Die Vorschläge der SPD im Überblick
Die Ost-SPD hat unter anderem folgende Punkte ins Spiel gebracht, die die Basis für einen großen "Ostkonvent" der Partei im April bilden:
- Nach Auslaufen des Solidarpakts II will die SPD einen Solidarpakt 3 für strukturschwache Regionen in ganz Deutschland – wie die CDU will man ausreichend Bus- und Bahnangebote, Läden, Ärzte und Schulen.
- Hundertprozentige Versorgung mit schnellem Mobilfunk und Internet.
- Infrastrukturoffensive mit weiteren Investitionen in Kitas, Schulen, Hochschulen, Forschungseinrichtungen und eine bürgernahe Verwaltung.
- Durchsetzung eines Gerechtigkeitsfonds, um jene besserzustellen, die durch die Rentenüberleitung nach 1990 Nachteile erlitten haben, wie Krankenschwestern, Beschäftigte der DDR-Braunkohleindustrie, die in der DDR Geschiedenen oder die ehemaligen Reichsbahner.

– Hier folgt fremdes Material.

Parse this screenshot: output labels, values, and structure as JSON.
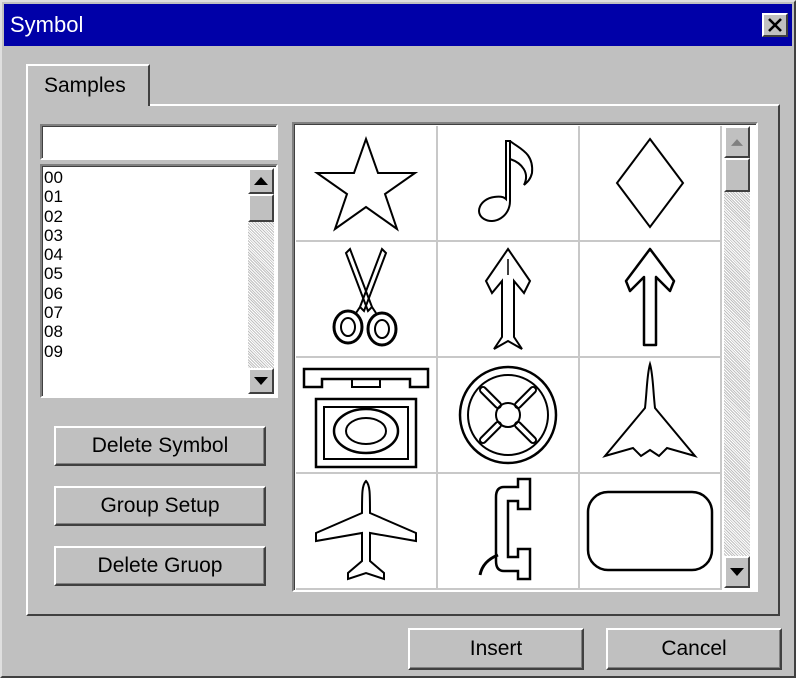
{
  "window": {
    "title": "Symbol"
  },
  "tabs": [
    {
      "label": "Samples"
    }
  ],
  "name_field": {
    "value": ""
  },
  "groups": {
    "items": [
      "00",
      "01",
      "02",
      "03",
      "04",
      "05",
      "06",
      "07",
      "08",
      "09"
    ]
  },
  "buttons": {
    "delete_symbol": "Delete Symbol",
    "group_setup": "Group Setup",
    "delete_group": "Delete Gruop",
    "insert": "Insert",
    "cancel": "Cancel"
  },
  "symbols": [
    "star-icon",
    "music-note-icon",
    "diamond-icon",
    "scissors-icon",
    "feathered-arrow-icon",
    "up-arrow-icon",
    "telephone-icon",
    "wheel-icon",
    "jet-icon",
    "airplane-icon",
    "handset-icon",
    "rounded-rectangle-icon"
  ]
}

- Altmeier: Finanzierung des Kohleausstiegs ohne neue Schulden
- Andreas Scheuer: Kampf gegen unsichtbare Gegner
Unklar ist bisher, welche der Vorschläge sich die Bundesregierung zu eigen macht – und ob hier womöglich ein Gesamtpaket geplant werden könnte. Auch Merkel hatte zuletzt konstatiert, dass es viel Frustration gebe. Die AfD wird von vielen Bürgern in Ostdeutschland als Kümmerer-Partei empfunden – man darf gespannt sein, wie die neuen Ideen ankommen – und welche Auswirkung das auf die Wahlen haben wird.